In Norway, a composer who becomes one of the most powerful voices following Grieg. He lived a long and fruitful life(1897-1992), already a young boy when Grieg died in 1907.
I will address his prolific and meaningful output in another writing; at this time, I should like to tell you about a most compelling piece for the piano, titled "Ballad of Revolt".
One story which describes the reason for the Ballad is the following: when the Nazis had occupied Norway, Saeverud recalled a particular day when he stepped out of his home and saw in an area facing his house a group of German soldiers billeted and in full uniform. Another story was that the composer was on a train and witnessed the plight of occupied Norway - I do not know which of these two incidents is the truth, or whether both are apocryphal. At any rate, he later remarked that during this period "I had to make my work a personal war against Germany".
And so he wrote a series of works describing his anger and hatred directed at the Intruder.
One of his pieces written at that time was the Ballad, which is truly a call to arms .
One of my former students, who is now a professor of music in Norway, called my attention to this piece when he last visited me.
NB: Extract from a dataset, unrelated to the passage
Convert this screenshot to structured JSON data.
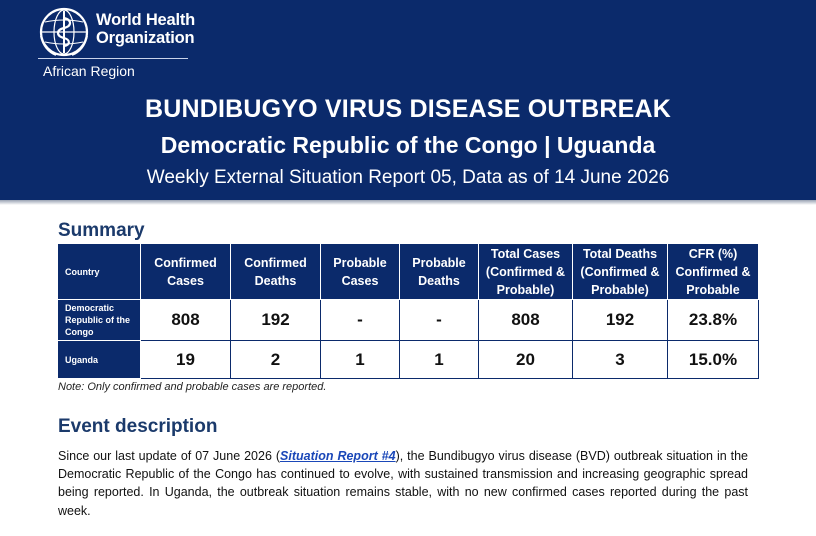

It took some time to find a copy of it, but I do have it , in a fine edition from Norway.
The two recordings I know of are by Leif Ove Andsnes, the legendary Norwegian pianist, and in a multiple CD set of Saeverud's complete piano output, Einar Rottingen, who studied with Saeverud during the last years. Rottingen has honored me by having played and recorded some of my music in recent years.
The Ballad is a magnificent expression, reminiscent in spirit of the so-called 'Revolutionary" etude by Chopin, or the equally well-known Polonaise in "A" flat. Listen to the interpretation by Andsnes - I think that you will find it a most evocative and relentless statement.